Voordeel opsplitsen in domeinen: taalonderwijs is breed, dus het is handig om in
een instructie een bepaald aspect centraal te stellen.
Het is belangrijk dat je bij taalonderwijs duidelijk aangeeft hoe kinderen te werk
moeten gaan. Je leert kinderen strategieën aan, brengt ze werkwijzen bij en
verduidelijkt een bepaalde aanpak. Als je gewoon zegt: schrijf een advertentie,
zonder te zeggen hoe dat moet of waar een advertentie aan voldoet, leren de
kinderen niks.
,1.2 De doelen van taalonderwijs
Centraal bij kerndoelen: taalvaardigheid van de leerlingen. Het gaat niet om
kennis, maar om communicatieve vaardigheden.
Opvallend:
- Kerndoelen zijn vaak gekoppeld aan andere schoolvakken.

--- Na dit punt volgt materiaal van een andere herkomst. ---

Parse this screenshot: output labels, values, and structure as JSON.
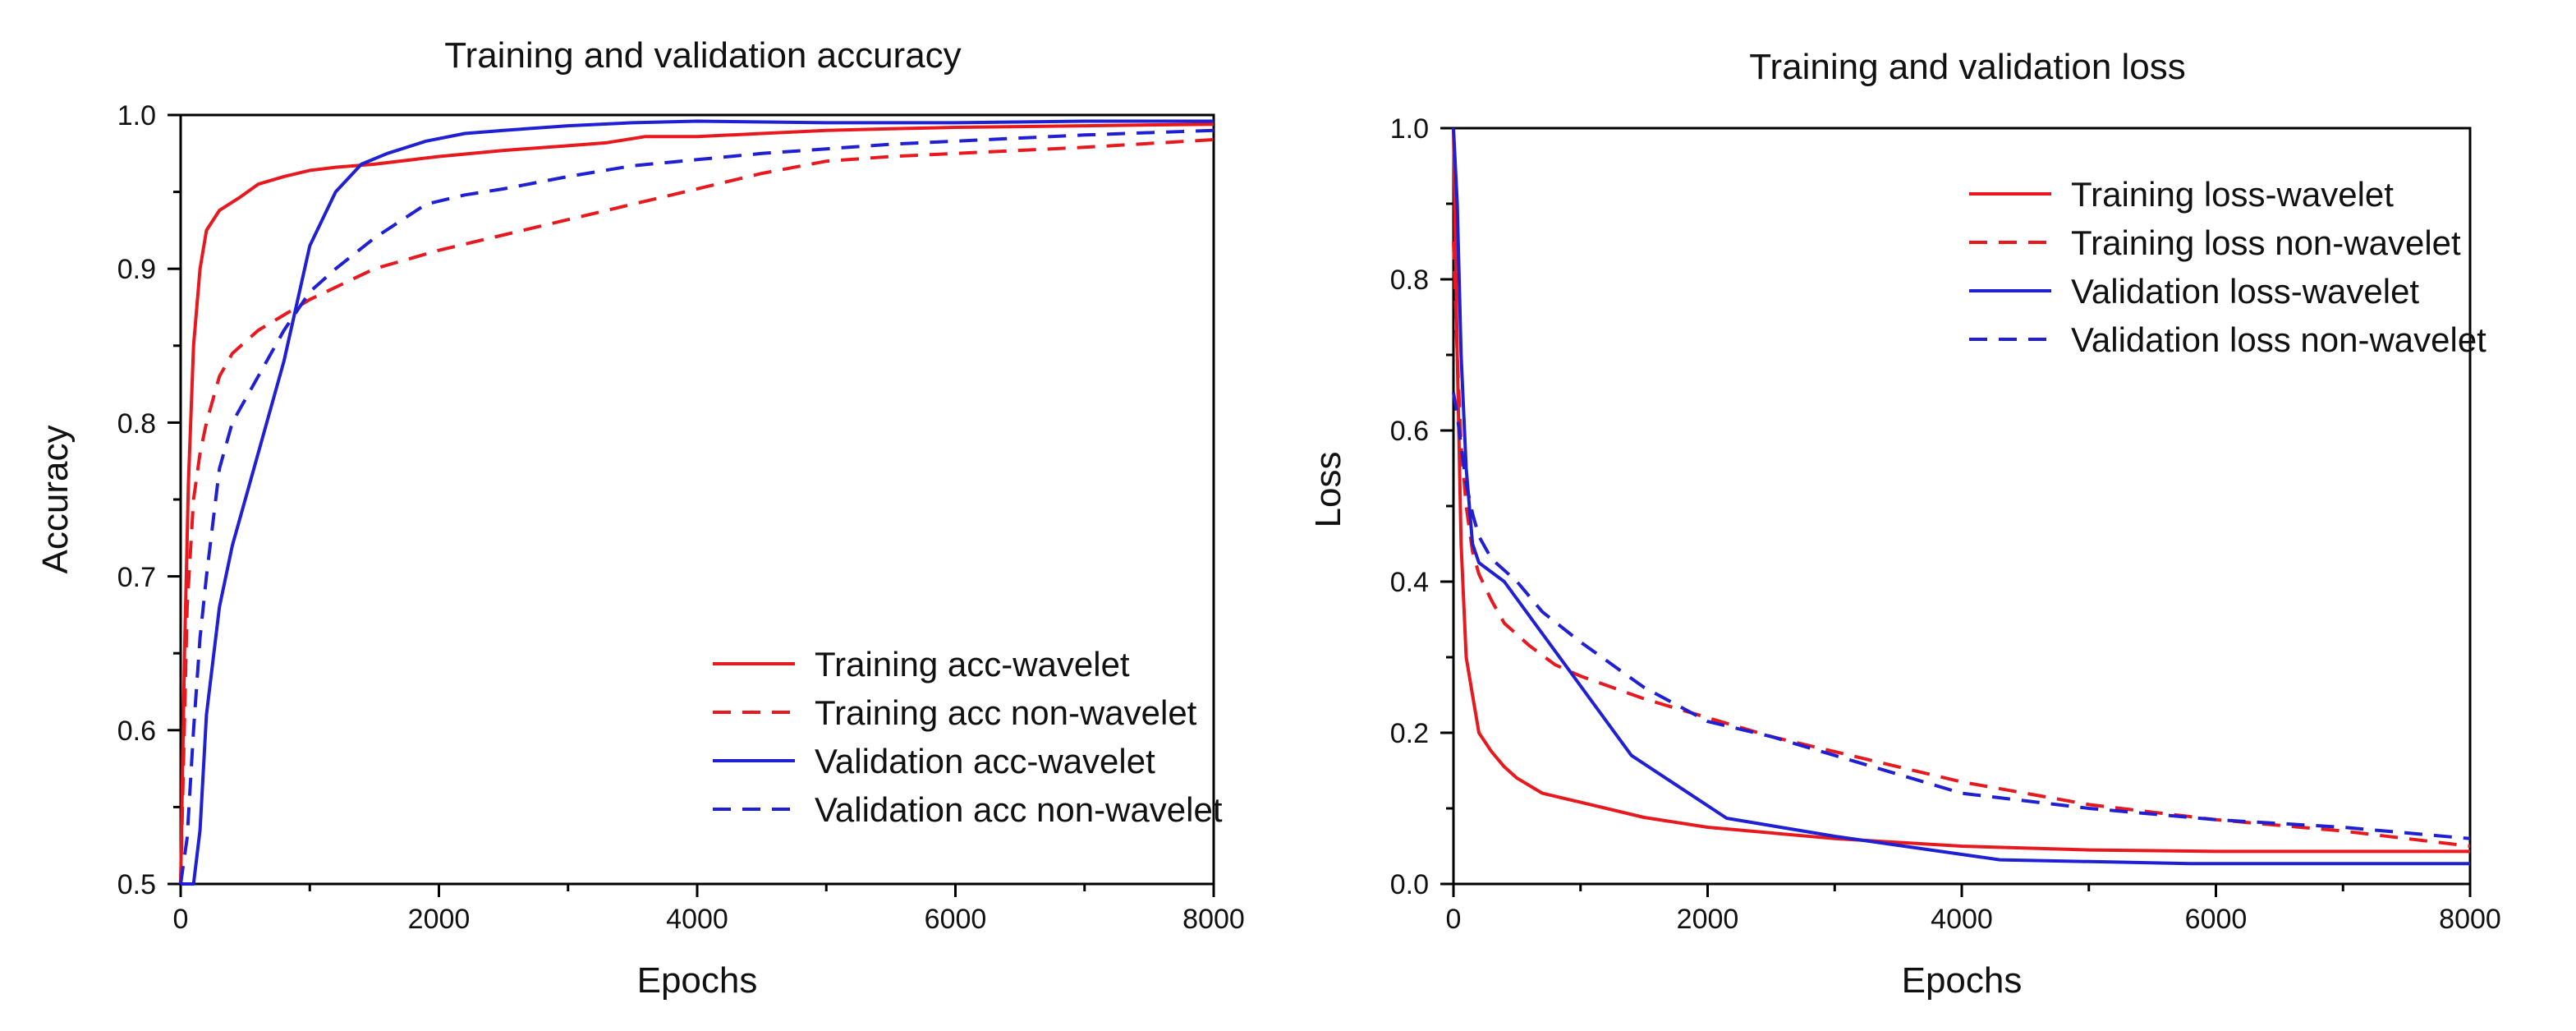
{
  "chart_data": [
    {
      "type": "line",
      "title": "Training and validation accuracy",
      "xlabel": "Epochs",
      "ylabel": "Accuracy",
      "xlim": [
        0,
        8000
      ],
      "ylim": [
        0.5,
        1.0
      ],
      "xticks": [
        0,
        2000,
        4000,
        6000,
        8000
      ],
      "yticks": [
        0.5,
        0.6,
        0.7,
        0.8,
        0.9,
        1.0
      ],
      "xtick_labels": [
        "0",
        "2000",
        "4000",
        "6000",
        "8000"
      ],
      "ytick_labels": [
        "0.5",
        "0.6",
        "0.7",
        "0.8",
        "0.9",
        "1.0"
      ],
      "legend_position": "bottom-right",
      "grid": false,
      "series": [
        {
          "name": "Training acc-wavelet",
          "color": "#e8191e",
          "style": "solid",
          "x": [
            0,
            30,
            60,
            100,
            150,
            200,
            300,
            450,
            600,
            800,
            1000,
            1200,
            1500,
            2000,
            2500,
            3000,
            3300,
            3600,
            4000,
            4500,
            5000,
            5500,
            6000,
            7000,
            8000
          ],
          "y": [
            0.5,
            0.65,
            0.76,
            0.85,
            0.9,
            0.925,
            0.938,
            0.946,
            0.955,
            0.96,
            0.964,
            0.966,
            0.968,
            0.973,
            0.977,
            0.98,
            0.982,
            0.986,
            0.986,
            0.988,
            0.99,
            0.991,
            0.992,
            0.993,
            0.994
          ]
        },
        {
          "name": "Training acc non-wavelet",
          "color": "#e8191e",
          "style": "dashed",
          "x": [
            0,
            50,
            100,
            150,
            200,
            300,
            400,
            600,
            800,
            1000,
            1200,
            1500,
            2000,
            2500,
            3000,
            3500,
            4000,
            4500,
            5000,
            5500,
            6000,
            7000,
            8000
          ],
          "y": [
            0.5,
            0.68,
            0.75,
            0.78,
            0.8,
            0.83,
            0.845,
            0.86,
            0.87,
            0.88,
            0.888,
            0.9,
            0.912,
            0.922,
            0.932,
            0.942,
            0.952,
            0.962,
            0.97,
            0.973,
            0.975,
            0.979,
            0.984
          ]
        },
        {
          "name": "Validation acc-wavelet",
          "color": "#1f1fd4",
          "style": "solid",
          "x": [
            0,
            100,
            150,
            200,
            300,
            400,
            600,
            800,
            1000,
            1200,
            1400,
            1600,
            1900,
            2200,
            2500,
            3000,
            3500,
            4000,
            5000,
            6000,
            7000,
            8000
          ],
          "y": [
            0.5,
            0.5,
            0.535,
            0.61,
            0.68,
            0.72,
            0.78,
            0.84,
            0.915,
            0.95,
            0.968,
            0.975,
            0.983,
            0.988,
            0.99,
            0.993,
            0.995,
            0.996,
            0.995,
            0.995,
            0.996,
            0.996
          ]
        },
        {
          "name": "Validation acc non-wavelet",
          "color": "#1f1fd4",
          "style": "dashed",
          "x": [
            0,
            50,
            100,
            150,
            200,
            300,
            400,
            600,
            800,
            1000,
            1200,
            1500,
            1900,
            2200,
            2500,
            3000,
            3500,
            4000,
            4500,
            5000,
            5500,
            6000,
            7000,
            8000
          ],
          "y": [
            0.5,
            0.53,
            0.6,
            0.66,
            0.7,
            0.77,
            0.8,
            0.83,
            0.86,
            0.885,
            0.9,
            0.92,
            0.942,
            0.948,
            0.952,
            0.96,
            0.967,
            0.971,
            0.975,
            0.978,
            0.981,
            0.983,
            0.987,
            0.99
          ]
        }
      ]
    },
    {
      "type": "line",
      "title": "Training and validation loss",
      "xlabel": "Epochs",
      "ylabel": "Loss",
      "xlim": [
        0,
        8000
      ],
      "ylim": [
        0.0,
        1.0
      ],
      "xticks": [
        0,
        2000,
        4000,
        6000,
        8000
      ],
      "yticks": [
        0.0,
        0.2,
        0.4,
        0.6,
        0.8,
        1.0
      ],
      "xtick_labels": [
        "0",
        "2000",
        "4000",
        "6000",
        "8000"
      ],
      "ytick_labels": [
        "0.0",
        "0.2",
        "0.4",
        "0.6",
        "0.8",
        "1.0"
      ],
      "legend_position": "top-right",
      "grid": false,
      "series": [
        {
          "name": "Training loss-wavelet",
          "color": "#e8191e",
          "style": "solid",
          "x": [
            0,
            30,
            60,
            100,
            150,
            200,
            300,
            400,
            500,
            700,
            1000,
            1500,
            2000,
            3000,
            4000,
            5000,
            6000,
            7000,
            8000
          ],
          "y": [
            1.0,
            0.7,
            0.45,
            0.3,
            0.25,
            0.2,
            0.175,
            0.155,
            0.14,
            0.12,
            0.108,
            0.088,
            0.075,
            0.06,
            0.05,
            0.045,
            0.043,
            0.043,
            0.043
          ]
        },
        {
          "name": "Training loss non-wavelet",
          "color": "#e8191e",
          "style": "dashed",
          "x": [
            0,
            30,
            60,
            100,
            150,
            200,
            300,
            400,
            600,
            800,
            1000,
            1500,
            2000,
            2500,
            3000,
            3500,
            4000,
            5000,
            6000,
            7000,
            8000
          ],
          "y": [
            0.85,
            0.7,
            0.58,
            0.5,
            0.44,
            0.41,
            0.375,
            0.345,
            0.315,
            0.29,
            0.275,
            0.245,
            0.22,
            0.195,
            0.175,
            0.155,
            0.135,
            0.105,
            0.085,
            0.07,
            0.05
          ]
        },
        {
          "name": "Validation loss-wavelet",
          "color": "#1f1fd4",
          "style": "solid",
          "x": [
            0,
            30,
            60,
            100,
            150,
            200,
            400,
            1400,
            2150,
            3000,
            4300,
            5800,
            8000
          ],
          "y": [
            1.0,
            0.9,
            0.7,
            0.55,
            0.45,
            0.425,
            0.4,
            0.17,
            0.087,
            0.063,
            0.032,
            0.027,
            0.027
          ]
        },
        {
          "name": "Validation loss non-wavelet",
          "color": "#1f1fd4",
          "style": "dashed",
          "x": [
            0,
            30,
            60,
            100,
            150,
            200,
            300,
            500,
            700,
            1000,
            1500,
            2000,
            2500,
            3000,
            3500,
            4000,
            5000,
            6000,
            7000,
            8000
          ],
          "y": [
            0.65,
            0.62,
            0.58,
            0.53,
            0.49,
            0.46,
            0.43,
            0.4,
            0.36,
            0.32,
            0.26,
            0.215,
            0.195,
            0.17,
            0.145,
            0.12,
            0.1,
            0.085,
            0.075,
            0.06
          ]
        }
      ]
    }
  ]
}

- Het aanleren van strategieën wordt nadrukkelijk genoemd.
- Het plezier krijgen in lezen en schrijven van verhalen, gedichten en
informatieve teksten is een belangrijk aspect binnen de kerndoelen.
Geletterdheid: spontane belangstelling voor letters en teksten en het inzicht dat
kinderen ontwikkelen in de functies van geschreven taal.
Leerlijnen:
1. Lees- en schrijfmotivatie
2. Technisch lezen
3. Spelling en interpunctie
4. Begrijpend lezen
5. Strategisch schrijven
6. Informatieverwerking
7. Leeswoordenschat
8. Reflectie op geschreven taal
Referentieniveaus: omschrijven wat leerlingen moeten weten en kunnen op het
gebied van taal en rekenen op bepaalde momenten in hun schoolloopbaan.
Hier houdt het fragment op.